Andrew urges England to put Six Nations pain to good use


Hove (Royaume-Uni) (AFP)

Former England fly-half Rob Andrew hopes the hurt of this season's Six Nations will drive the current side onto greater heights.

England, who had been bidding for a third successive title, finished a lowly fifth -- their worst Championship performance in 31 years -- this term after three straight defeats by Scotland, France and Grand Slam champions Ireland.

That trio of losses also raised doubts over whether England, under their Australian coach, Eddie Jones, could indeed dethrone reigning champions New Zealand at next year's World Cup in Japan.

Andrew was involved in the England team of 1987 that finished equal fourth in the old Five Nations.

Three years later he was England's No 10 when they suffered a shock loss away to Scotland in a Grand Slam-decider at Murrayfield.

But after that 1990 reverse, England won succesive Grand Slams in 1991 and 1992, a period where they also reached the 1991 World Cup final only to lose to Australia at Twickenham.

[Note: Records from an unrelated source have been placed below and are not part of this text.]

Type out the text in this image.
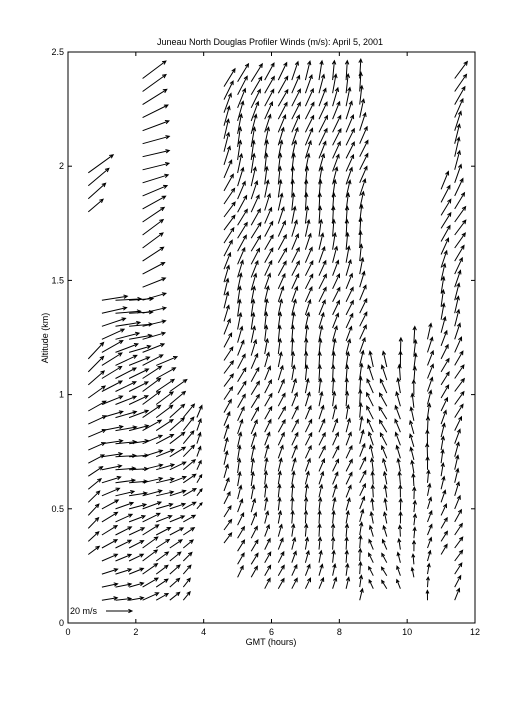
Juneau North Douglas Profiler Winds (m/s): April 5, 2001
0	2	4	6	8	10	12
0
0.5
1
1.5
2
2.5
20 m/s
GMT (hours)
Altitude (km)
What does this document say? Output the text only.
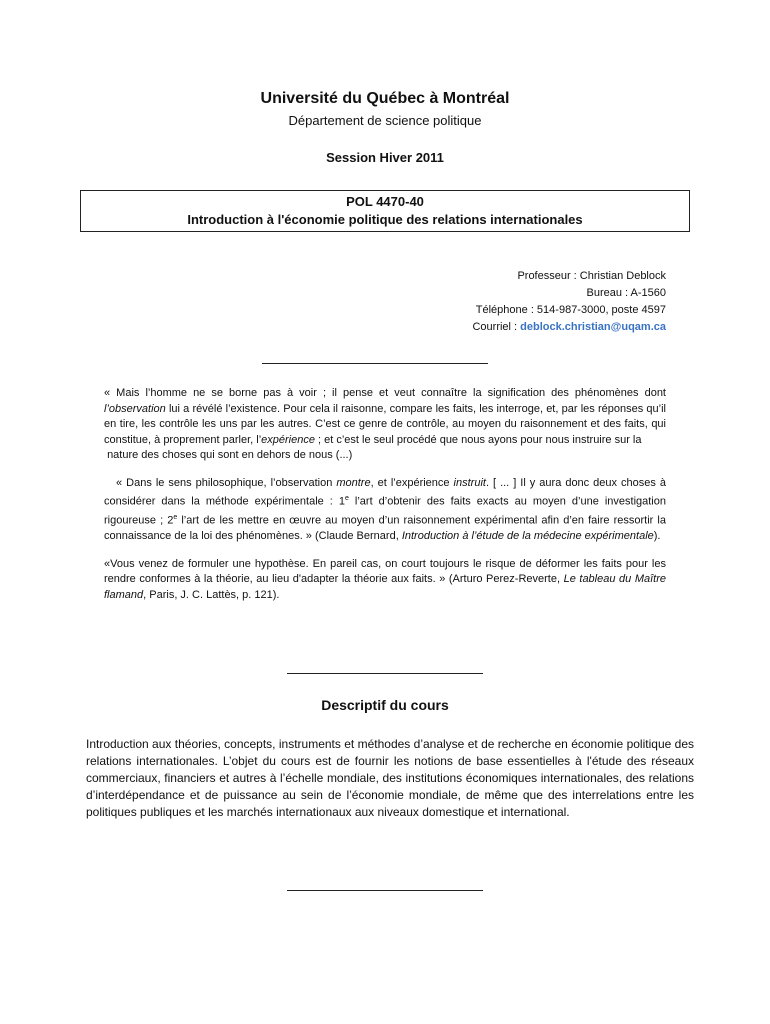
Université du Québec à Montréal
Département de science politique
Session Hiver 2011
POL 4470-40
Introduction à l'économie politique des relations internationales
Professeur : Christian Deblock
Bureau : A-1560
Téléphone : 514-987-3000, poste 4597
Courriel : deblock.christian@uqam.ca

« Mais l’homme ne se borne pas à voir ; il pense et veut connaître la signification des phénomènes dont l’observation lui a révélé l’existence. Pour cela il raisonne, compare les faits, les interroge, et, par les réponses qu’il en tire, les contrôle les uns par les autres. C’est ce genre de contrôle, au moyen du raisonnement et des faits, qui constitue, à proprement parler, l’expérience ; et c’est le seul procédé que nous ayons pour nous instruire sur la
nature des choses qui sont en dehors de nous (...)

« Dans le sens philosophique, l’observation montre, et l’expérience instruit. [ ... ] Il y aura donc deux choses à considérer dans la méthode expérimentale : 1e l’art d’obtenir des faits exacts au moyen d’une investigation rigoureuse ; 2e l’art de les mettre en œuvre au moyen d’un raisonnement expérimental afin d’en faire ressortir la connaissance de la loi des phénomènes. » (Claude Bernard, Introduction à l’étude de la médecine expérimentale).

«Vous venez de formuler une hypothèse. En pareil cas, on court toujours le risque de déformer les faits pour les rendre conformes à la théorie, au lieu d'adapter la théorie aux faits. » (Arturo Perez-Reverte, Le tableau du Maître flamand, Paris, J. C. Lattès, p. 121).

Descriptif du cours
Introduction aux théories, concepts, instruments et méthodes d’analyse et de recherche en économie politique des relations internationales. L’objet du cours est de fournir les notions de base essentielles à l'étude des réseaux commerciaux, financiers et autres à l’échelle mondiale, des institutions économiques internationales, des relations d’interdépendance et de puissance au sein de l’économie mondiale, de même que des interrelations entre les politiques publiques et les marchés internationaux aux niveaux domestique et international.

"If you've been lucky enough to be involved, you have a bad season," Andrew, now the chief executive of English county cricket side Sussex, told AFP at the south coast club's Hove ground on Wednesday.

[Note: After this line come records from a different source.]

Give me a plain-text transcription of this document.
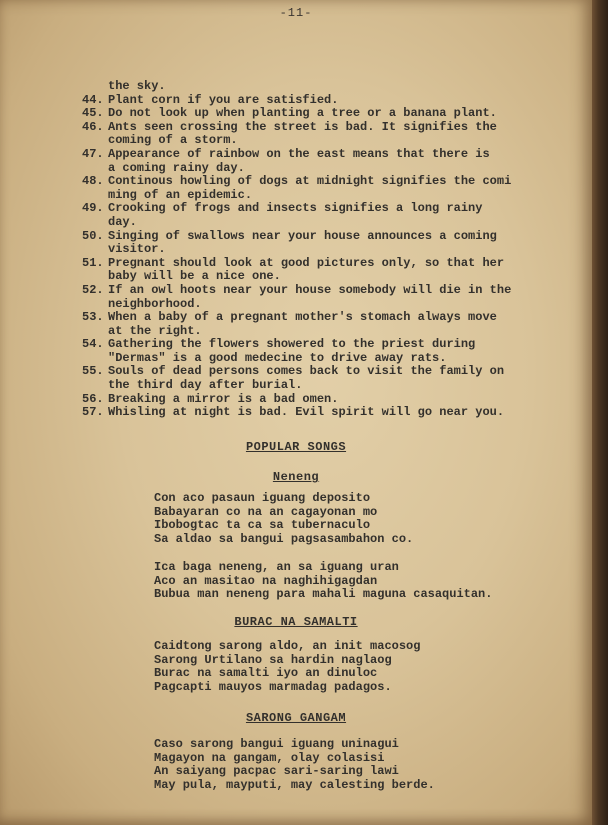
-11-
the sky.
44. Plant corn if you are satisfied.
45. Do not look up when planting a tree or a banana plant.
46. Ants seen crossing the street is bad. It signifies the
coming of a storm.
47. Appearance of rainbow on the east means that there is
a coming rainy day.
48. Continous howling of dogs at midnight signifies the comi
ming of an epidemic.
49. Crooking of frogs and insects signifies a long rainy
day.
50. Singing of swallows near your house announces a coming
visitor.
51. Pregnant should look at good pictures only, so that her
baby will be a nice one.
52. If an owl hoots near your house somebody will die in the
neighborhood.
53. When a baby of a pregnant mother's stomach always move
at the right.
54. Gathering the flowers showered to the priest during
"Dermas" is a good medecine to drive away rats.
55. Souls of dead persons comes back to visit the family on
the third day after burial.
56. Breaking a mirror is a bad omen.
57. Whisling at night is bad. Evil spirit will go near you.
POPULAR SONGS
Neneng
Con aco pasaun iguang deposito
Babayaran co na an cagayonan mo
Ibobogtac ta ca sa tubernaculo
Sa aldao sa bangui pagsasambahon co.
Ica baga neneng, an sa iguang uran
Aco an masitao na naghihigagdan
Bubua man neneng para mahali maguna casaquitan.
BURAC NA SAMALTI
Caidtong sarong aldo, an init macosog
Sarong Urtilano sa hardin naglaog
Burac na samalti iyo an dinuloc
Pagcapti mauyos marmadag padagos.
SARONG GANGAM
Caso sarong bangui iguang uninagui
Magayon na gangam, olay colasisi
An saiyang pacpac sari-saring lawi
May pula, mayputi, may calesting berde.
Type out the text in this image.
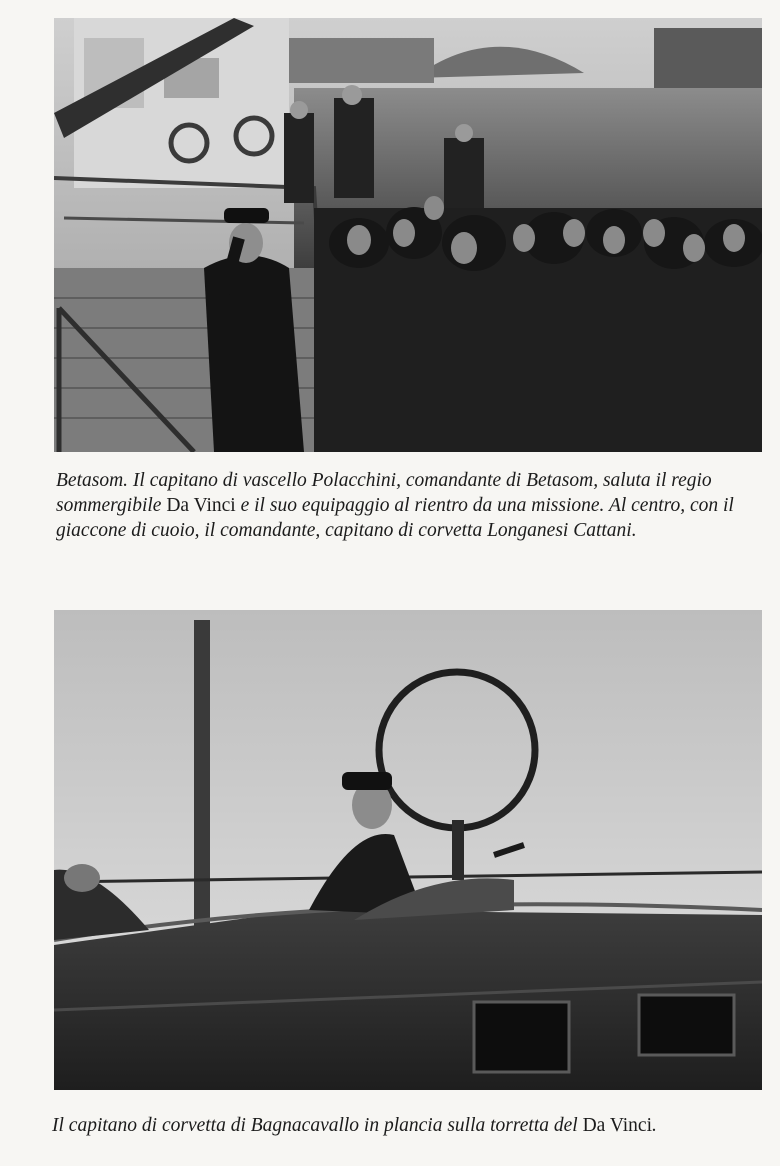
Betasom. Il capitano di vascello Polacchini, comandante di Betasom, saluta il regio sommergibile Da Vinci e il suo equipaggio al rientro da una missione. Al centro, con il giaccone di cuoio, il comandante, capitano di corvetta Longanesi Cattani.

Il capitano di corvetta di Bagnacavallo in plancia sulla torretta del Da Vinci.
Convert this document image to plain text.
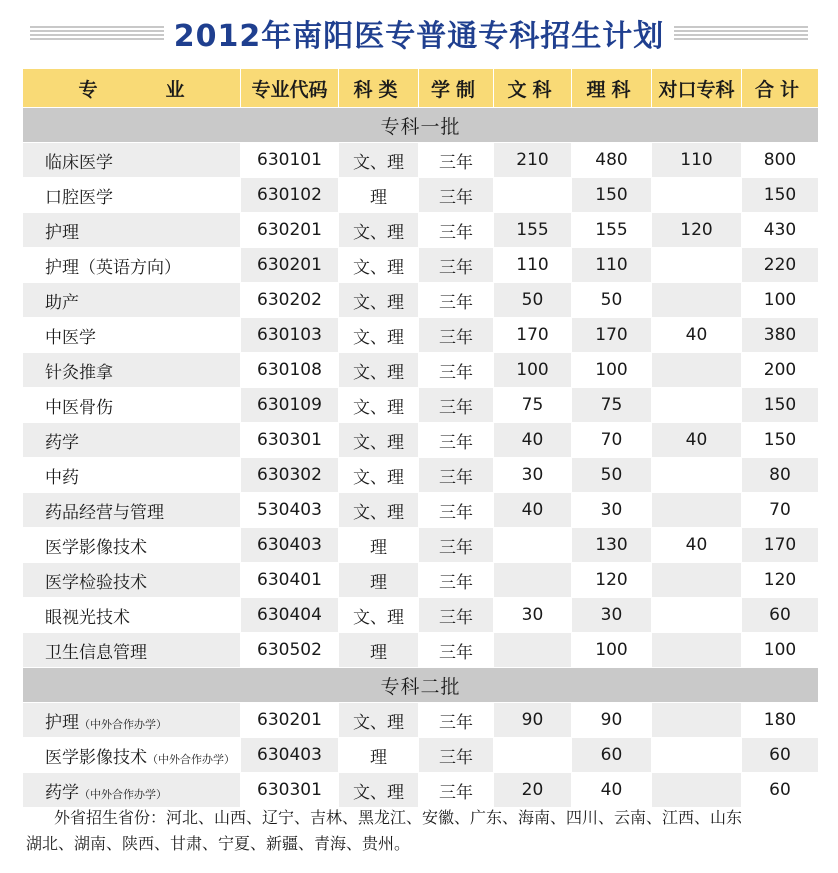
2012年南阳医专普通专科招生计划
专 业	专业代码	科类	学制	文科	理科	对口专科	合计
专科一批							
临床医学	630101	文、理	三年	210	480	110	800
口腔医学	630102	理	三年		150		150
护理	630201	文、理	三年	155	155	120	430
护理（英语方向）	630201	文、理	三年	110	110		220
助产	630202	文、理	三年	50	50		100
中医学	630103	文、理	三年	170	170	40	380
针灸推拿	630108	文、理	三年	100	100		200
中医骨伤	630109	文、理	三年	75	75		150
药学	630301	文、理	三年	40	70	40	150
中药	630302	文、理	三年	30	50		80
药品经营与管理	530403	文、理	三年	40	30		70
医学影像技术	630403	理	三年		130	40	170
医学检验技术	630401	理	三年		120		120
眼视光技术	630404	文、理	三年	30	30		60
卫生信息管理	630502	理	三年		100		100
专科二批							
护理（中外合作办学）	630201	文、理	三年	90	90		180
医学影像技术（中外合作办学）	630403	理	三年		60		60
药学（中外合作办学）	630301	文、理	三年	20	40		60
外省招生省份：河北、山西、辽宁、吉林、黑龙江、安徽、广东、海南、四川、云南、江西、山东
湖北、湖南、陕西、甘肃、宁夏、新疆、青海、贵州。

"We had it in 1990, the (2003) England World Cup-winning team lost a couple of Grand Slam deciders as well," added Andrew, who played a key role in the 1989 British and Irish Lions series win in Australia.

"There's some good players there -- it's a matter of using it (the defeats) as a driver to make sure it doesn't happen again," explained the 55-year-old, who scored 396 points in 71 Tests for England from 1985-1997.

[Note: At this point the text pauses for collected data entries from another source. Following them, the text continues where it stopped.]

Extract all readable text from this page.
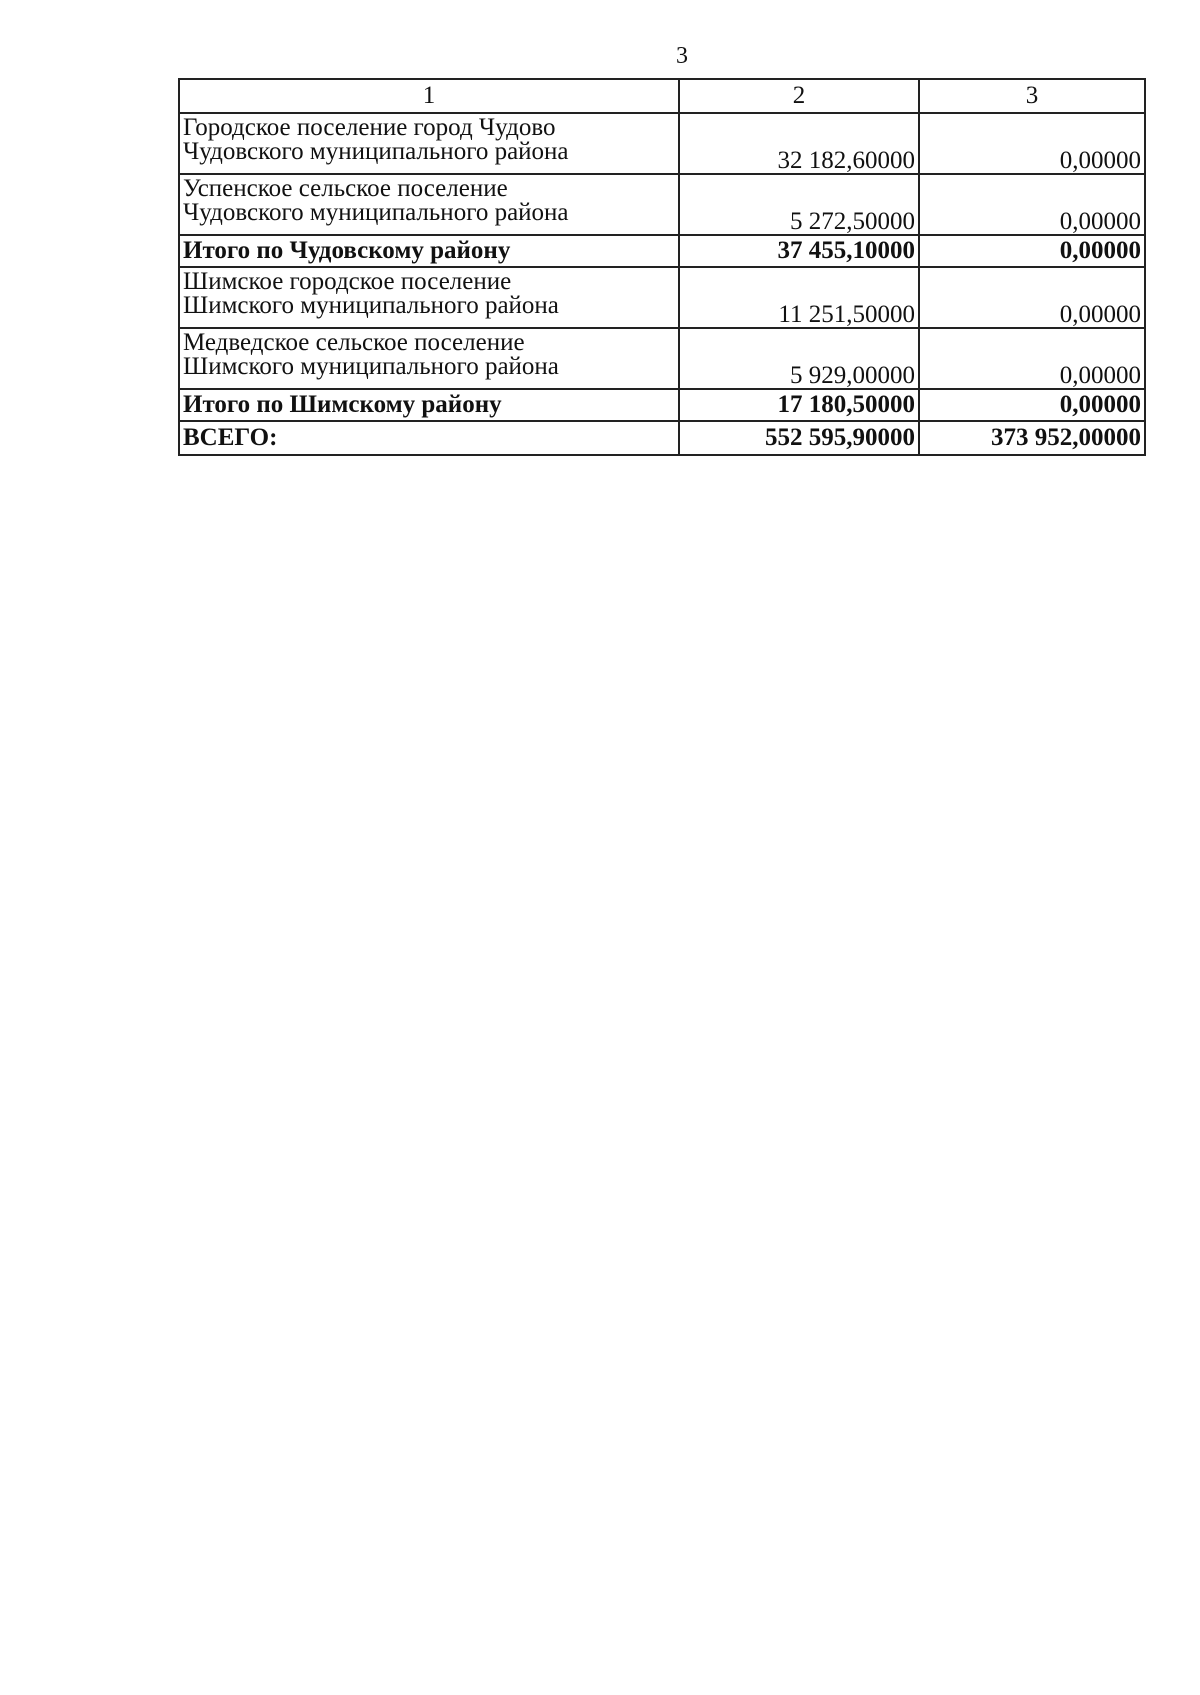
3
1	2	3

Городское поселение город Чудово
Чудовского муниципального района	32 182,60000	0,00000

Успенское сельское поселение
Чудовского муниципального района	5 272,50000	0,00000
Итого по Чудовскому району	37 455,10000	0,00000

Шимское городское поселение
Шимского муниципального района	11 251,50000	0,00000

Медведское сельское поселение
Шимского муниципального района	5 929,00000	0,00000
Итого по Шимскому району	17 180,50000	0,00000
ВСЕГО:	552 595,90000	373 952,00000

"We certainly did that after 1990 when we lost the Grand Slam game in Scotland," recalled Andrew, having been the professional rugby director at England's governing Rugby Football Union (RFU).

"It gives you a bit more resolve, because it hurts, and obviously you've got to work out the tactical and technical things that have gone wrong.

"That's down to the coaching team to fix those things, but the bottom line is they (England) haven't become a bad side overnight and there's a very talented group of players there."